No, I didn’t get a Toyota 4Runner. Yes, I’m angry about it. Sure, I’ll get over it, eventually.
But let the record show, if being on the Nice List didn’t get me the vehicle I so desperately wanted, then I’m going to make 2024 the year I get my name on the Naughty List. In red ink. Permanent marker. Highlighted in yellow.
This isn’t a doomed-to-fail New Year’s resolution, I assure you. I don’t believe in resolutions anymore, ever since that one New Year’s Eve when I swore I would go a whole six months without potato chips, but only made it to six days before I found out there was a Jane Austen marathon on cable, featuring the 1995 BBC mini-series of Pride and Prejudice with Colin Firth as the brooding Mr. Darcy, who falls in love with the intelligent, independent and witty Elizabeth Bennett, played by Jennifer Ehle.
I was going to need Ruffles. The whole bag. Austen fans know you don’t go through this classic series without salty, crunchy satisfying snacks.
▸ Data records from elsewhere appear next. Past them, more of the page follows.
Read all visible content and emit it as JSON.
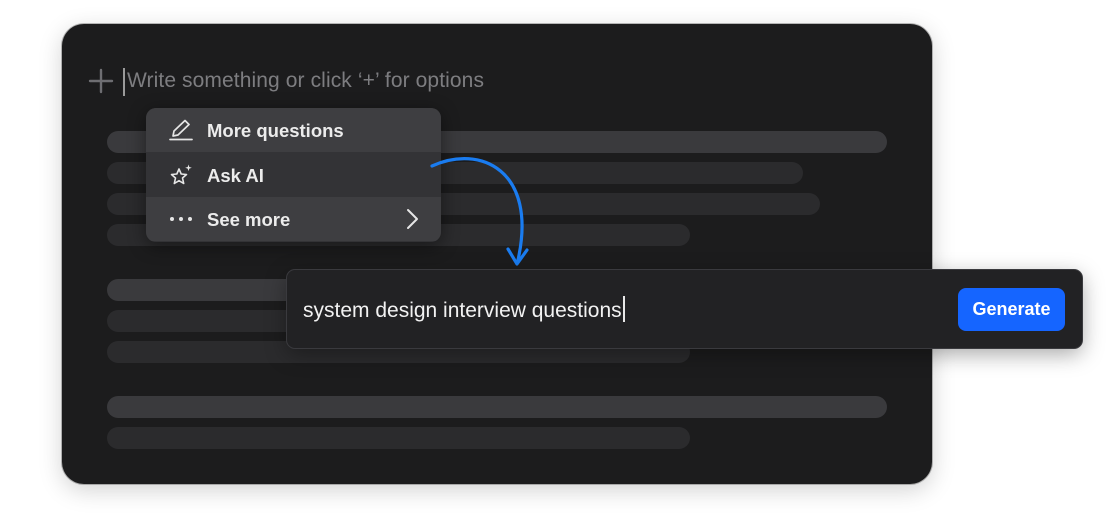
{
  "editor": {
    "placeholder": "Write something or click ‘+’ for options"
  },
  "menu": {
    "items": [
      {
        "label": "More questions",
        "icon": "pencil-icon"
      },
      {
        "label": "Ask AI",
        "icon": "sparkle-star-icon"
      },
      {
        "label": "See more",
        "icon": "more-dots-icon",
        "trailing_icon": "chevron-right-icon"
      }
    ]
  },
  "prompt": {
    "value": "system design interview questions",
    "generate_label": "Generate"
  },
  "colors": {
    "editor_bg": "#1c1c1d",
    "accent_blue": "#1565ff",
    "arrow_blue": "#1a7cf0"
  }
}
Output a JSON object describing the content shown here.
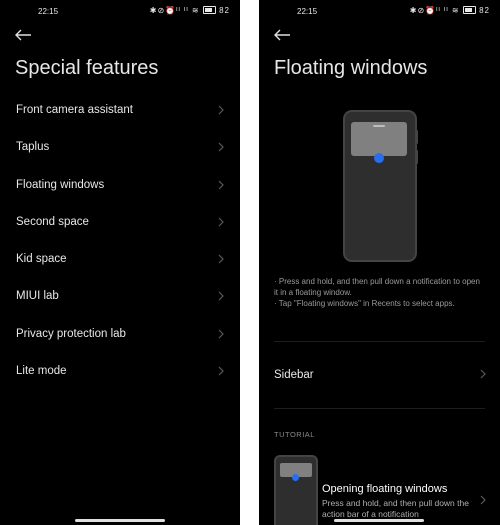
{
  "left": {
    "status": {
      "time": "22:15",
      "icons": "✱⊘⏰ᴵᴵ ᴵᴵ ≋",
      "battery": "82"
    },
    "title": "Special features",
    "items": [
      {
        "label": "Front camera assistant"
      },
      {
        "label": "Taplus"
      },
      {
        "label": "Floating windows"
      },
      {
        "label": "Second space"
      },
      {
        "label": "Kid space"
      },
      {
        "label": "MIUI lab"
      },
      {
        "label": "Privacy protection lab"
      },
      {
        "label": "Lite mode"
      }
    ]
  },
  "right": {
    "status": {
      "time": "22:15",
      "icons": "✱⊘⏰ᴵᴵ ᴵᴵ ≋",
      "battery": "82"
    },
    "title": "Floating windows",
    "description_lines": [
      "· Press and hold, and then pull down a notification to open it in a floating window.",
      "· Tap \"Floating windows\" in Recents to select apps."
    ],
    "sidebar_label": "Sidebar",
    "section_label": "TUTORIAL",
    "tutorial": {
      "title": "Opening floating windows",
      "description": "Press and hold, and then pull down the action bar of a notification"
    }
  },
  "colors": {
    "background": "#000000",
    "accent_blue": "#2a6ef0",
    "text": "#e8e8e8",
    "muted": "#9a9a9a"
  }
}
And you don’t cheap out on no-name versions of potato chips. You commit. You bloat, willingly. It’s romantic.
Yep, that’s right, I have a wild side. Don’t tell anybody, but I’ve even tried the artisanal gluten-free potato chips cooked in avocado oil. Uh huh. I went there. And I liked it. That’s right, I said it.
But that’s not going to get me on the Naughty List for 2024. I’m going to have to try harder. I need to be the kind of bad that gets attention, that leaves a mark, so Santa knows I’m ready for four-wheel drive.
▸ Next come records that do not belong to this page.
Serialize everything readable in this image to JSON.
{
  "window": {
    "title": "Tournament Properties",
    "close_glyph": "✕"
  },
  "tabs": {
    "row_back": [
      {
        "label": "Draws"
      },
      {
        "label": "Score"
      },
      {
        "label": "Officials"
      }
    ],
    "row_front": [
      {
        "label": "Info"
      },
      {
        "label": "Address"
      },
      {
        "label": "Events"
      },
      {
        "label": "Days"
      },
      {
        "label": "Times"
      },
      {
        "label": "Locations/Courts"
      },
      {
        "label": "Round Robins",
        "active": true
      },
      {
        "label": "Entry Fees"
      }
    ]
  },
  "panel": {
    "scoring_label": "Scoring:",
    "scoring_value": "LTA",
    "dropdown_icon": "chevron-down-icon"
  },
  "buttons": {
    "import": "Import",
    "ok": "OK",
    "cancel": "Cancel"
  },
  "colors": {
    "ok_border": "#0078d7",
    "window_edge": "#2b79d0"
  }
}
Naturally, I went to the person who knows me best to ask his advice on how I could get on the Naughty List. I immediately regretted letting the Carpenter in on my plan. I posed my concern as a very serious question, asked in earnest, hoping for genuine support.
The Carpenter’s response was considerably less serious and, if I’m being honest, not particularly helpful. What happens to men when they hear the word “naughty?” In between gasps of air from the laughter he was unable to control, spitting out words like “You? Naughty?” and “if only,” and “oh to be 20 again,” he didn’t seem to take my notion at all seriously.
I guess I didn’t look amused, because he took thigh-slapping, doubled-over roars down a notch to a chuckle, suggesting that perhaps I reflect on the series of curse words that erupted from my mouth on Christmas morning when I ran to the window to see the Toyota 4Runner was not in the laneway as I’d hoped. He felt that was a good start to my forecasted year of bad behaviour. Or, at the very least, bad language.
As to his other suggestions, well, I’d blush, but now that I’m all about the Naughty List, I’m open to negotiations. Marriage is all about negotiations. Wink.
I have the next 12 months to get Santa’s attention and land the big prize. Yes, I’m still talking about the Toyota 4Runner. Honestly, where does your mind go?
No more returning my shopping cart in the parking lot. No more holding the door open for strangers, and then apologizing for being in their way. No more letting traffic merge, even when they have the right of way. Bad girl.
Look out, 2024. I’m on a mission. No apologies.